In any case, if both the spying and the poisoning can be avoided by refusing the technology, then what is the big deal? One can imagine that the basic simplicity of the solution is why 5G fearmongering must impress upon its audience that there is a general threat, whether or not one opts out. If your alternative media is doing that, then it is fearmongering.

Because, thinking of the fire analogy and how it is a controllable tool that would be dangerous to someone getting too close it, the author obviously can’t declare that microwaves in a communications network are universally safe, but at the same time he can’t find reason to find them universally dangerous. Unfortunately, what appears to be lacking on both sides of the argument is an appeal to common sense (a sign, perhaps, of the wilful desire to whip up hysteria). For instance, just look at one particular counter-proof used by the other side which is trying to dismiss fearmongering:

According to experts on the biological effects of electromagnetic radiation, radio waves become safer at higher frequencies, not more dangerous (extremely high-frequency energies, such as X-rays, behave differently and do pose a health risk)…

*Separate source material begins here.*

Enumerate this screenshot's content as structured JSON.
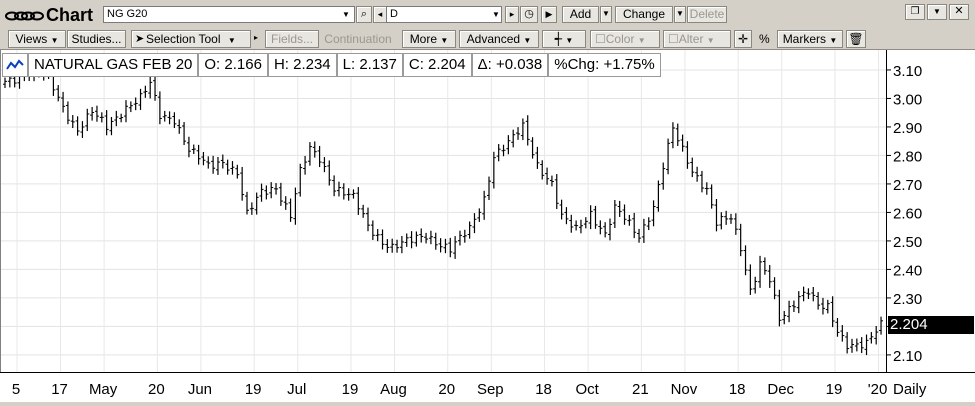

At higher radio frequencies, the skin acts as a barrier, shielding the internal organs, including the brain, from exposure. Human skin blocks the even higher frequencies of sunlight.

“It doesn’t penetrate,” said Christopher Collins, a professor of radiology at New York University who studies the effect of high-frequency electromagnetic waves on humans.

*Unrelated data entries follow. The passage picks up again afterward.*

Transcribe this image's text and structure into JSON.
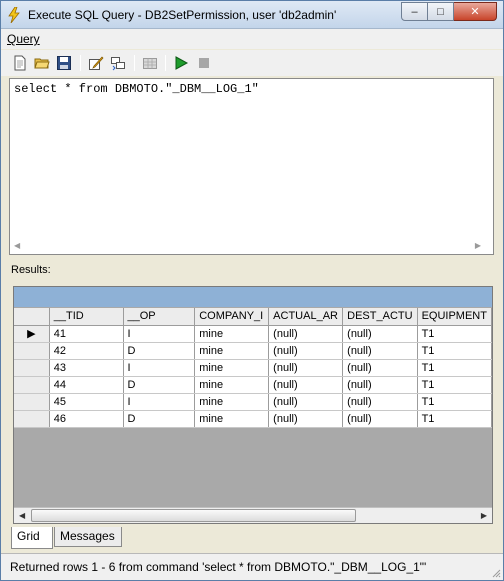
{
  "window": {
    "title": "Execute SQL Query - DB2SetPermission, user 'db2admin'",
    "close_glyph": "✕",
    "max_glyph": "□",
    "min_glyph": "–"
  },
  "menu": {
    "items": [
      {
        "label": "Query"
      }
    ]
  },
  "toolbar": {
    "buttons": [
      "new-document-icon",
      "open-folder-icon",
      "save-icon",
      "edit-icon",
      "replace-icon",
      "disabled-grid-icon",
      "run-icon",
      "stop-icon"
    ]
  },
  "editor": {
    "sql": "select * from DBMOTO.\"_DBM__LOG_1\""
  },
  "results": {
    "label": "Results:",
    "columns": [
      "__TID",
      "__OP",
      "COMPANY_I",
      "ACTUAL_AR",
      "DEST_ACTU",
      "EQUIPMENT"
    ],
    "rows": [
      [
        "41",
        "I",
        "mine",
        "(null)",
        "(null)",
        "T1"
      ],
      [
        "42",
        "D",
        "mine",
        "(null)",
        "(null)",
        "T1"
      ],
      [
        "43",
        "I",
        "mine",
        "(null)",
        "(null)",
        "T1"
      ],
      [
        "44",
        "D",
        "mine",
        "(null)",
        "(null)",
        "T1"
      ],
      [
        "45",
        "I",
        "mine",
        "(null)",
        "(null)",
        "T1"
      ],
      [
        "46",
        "D",
        "mine",
        "(null)",
        "(null)",
        "T1"
      ]
    ],
    "current_row_marker": "▶"
  },
  "tabs": [
    {
      "label": "Grid",
      "active": true
    },
    {
      "label": "Messages",
      "active": false
    }
  ],
  "status": {
    "text": "Returned rows 1 - 6 from command 'select * from DBMOTO.\"_DBM__LOG_1\"'"
  },
  "colors": {
    "title_gradient_top": "#dfe9f5",
    "grid_caption": "#8eb1d6",
    "run_icon": "#1e9c2c",
    "close_button": "#c8442a"
  }
}
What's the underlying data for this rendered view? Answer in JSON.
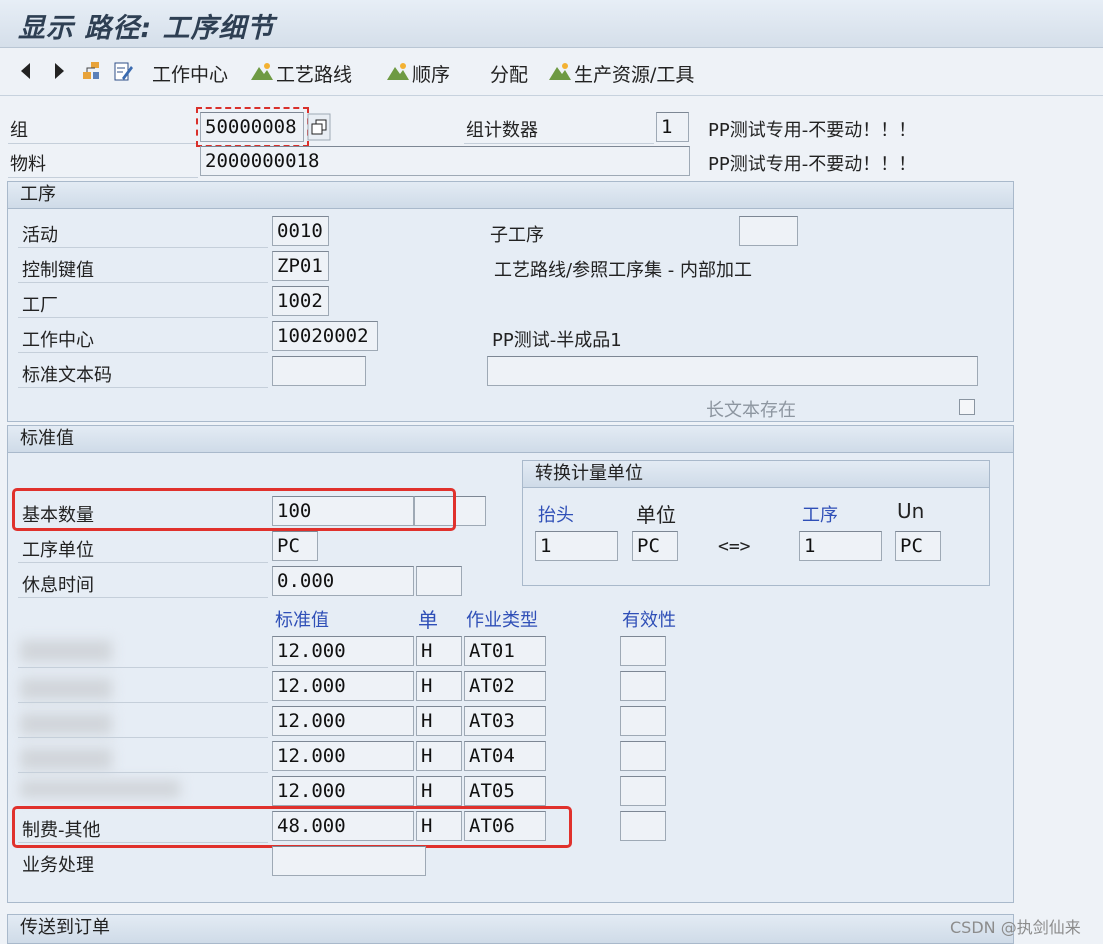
{
  "title": "显示 路径: 工序细节",
  "toolbar": {
    "items": [
      "工作中心",
      "工艺路线",
      "顺序",
      "分配",
      "生产资源/工具"
    ]
  },
  "header": {
    "group_label": "组",
    "group_value": "50000008",
    "group_counter_label": "组计数器",
    "group_counter_value": "1",
    "group_desc": "PP测试专用-不要动！！！",
    "material_label": "物料",
    "material_value": "2000000018",
    "material_desc": "PP测试专用-不要动！！！"
  },
  "operation": {
    "section_title": "工序",
    "activity_label": "活动",
    "activity_value": "0010",
    "sub_op_label": "子工序",
    "sub_op_value": "",
    "control_key_label": "控制键值",
    "control_key_value": "ZP01",
    "control_key_desc": "工艺路线/参照工序集 - 内部加工",
    "plant_label": "工厂",
    "plant_value": "1002",
    "work_center_label": "工作中心",
    "work_center_value": "10020002",
    "work_center_desc": "PP测试-半成品1",
    "std_text_label": "标准文本码",
    "std_text_value": "",
    "long_text_label": "长文本存在"
  },
  "standard": {
    "section_title": "标准值",
    "base_qty_label": "基本数量",
    "base_qty_value": "100",
    "op_unit_label": "工序单位",
    "op_unit_value": "PC",
    "break_label": "休息时间",
    "break_value": "0.000",
    "col_std": "标准值",
    "col_unit": "单",
    "col_activity": "作业类型",
    "col_valid": "有效性",
    "rows": [
      {
        "label": "",
        "value": "12.000",
        "unit": "H",
        "activity": "AT01"
      },
      {
        "label": "",
        "value": "12.000",
        "unit": "H",
        "activity": "AT02"
      },
      {
        "label": "",
        "value": "12.000",
        "unit": "H",
        "activity": "AT03"
      },
      {
        "label": "",
        "value": "12.000",
        "unit": "H",
        "activity": "AT04"
      },
      {
        "label": "",
        "value": "12.000",
        "unit": "H",
        "activity": "AT05"
      },
      {
        "label": "制费-其他",
        "value": "48.000",
        "unit": "H",
        "activity": "AT06"
      }
    ],
    "business_label": "业务处理",
    "conversion": {
      "title": "转换计量单位",
      "header_label": "抬头",
      "unit_label": "单位",
      "op_label": "工序",
      "un_label": "Un",
      "header_value": "1",
      "header_unit": "PC",
      "arrow": "<=>",
      "op_value": "1",
      "op_unit": "PC"
    }
  },
  "transfer": {
    "section_title": "传送到订单"
  },
  "watermark": "CSDN @执剑仙来"
}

What this expertise seems to have forgotten is that microwaves don’t have to penetrate very deep in order to cause a deeper reaction. The Wikipedia entry on ovens states that “2.45 GHz microwaves can only penetrate approximately 1 centimeter (0.39 in) into most foods”. It follows that big items cook internally because of conduction from the heated outer areas. So, in the name of showing that high frequency microwaves are safe, the example of skin being a preventative against damage by sunlight is not a good one. When this expert says that human skin blocks sunlight he means it absorbs it before it can penetrate further into the body. Common experience will tell us that the sun is still capable of causing a biological reaction in the skin. There must be a bare minimum of penetration or else there can be no sun-burning.

Ultimately, people with common sense know that the best way to prevent burning is to cover up in the sun – to block the radiation (but not with sun creams, the application of which is tantamount to putting cooking oil on one’s body) – but here we have an expert telling them that the higher the frequency of the radiation, the safer one is. Surely this is only inviting scorn from a 5G fearmonger, and perhaps that’s the point.

On the first occasion that FBEL dealt with 5G (during the Gavin Williamson affair), the casual assessment made was this:

The big problem with wireless telephone networks will probably remain the same as it always has been: the use of a transmitter – a phone – placed in close proximity to the head to cause warming and ultimately stimulate cancer in the brain.

It is perhaps astonishing that after 30 years of unblinking and unthinking cell-phone usage, and God-knows-what accumulative damage that has been being stored up, the dull-witted British public must suddenly get worked up about 5G. The dynamic at work has to be that the dog, newly entered into the field, is now creating a frenzy in the flock which, hitherto now, has been standing still, munching the grass where it stood.

 

†Cips Clips says that the Truther Industrial Complex is controlled by Military Intelligence, and this would explain why it won’t acknowledge media producers who are not on message. This tallies with the author’s experience, and there is an article in the works about the networking methodology to regulate authorised alternative media and control talking points. Moreover, in the future at FBEL there will be a closer examination of the medievalism and new-ageism (defining features of Freemasonry) which appears to form the political backdrop into which British alternative media would draw its audience.

‡ The author does not necessarily agree with Cips Clips as to why this concern exists, but that is a debate to be had another time.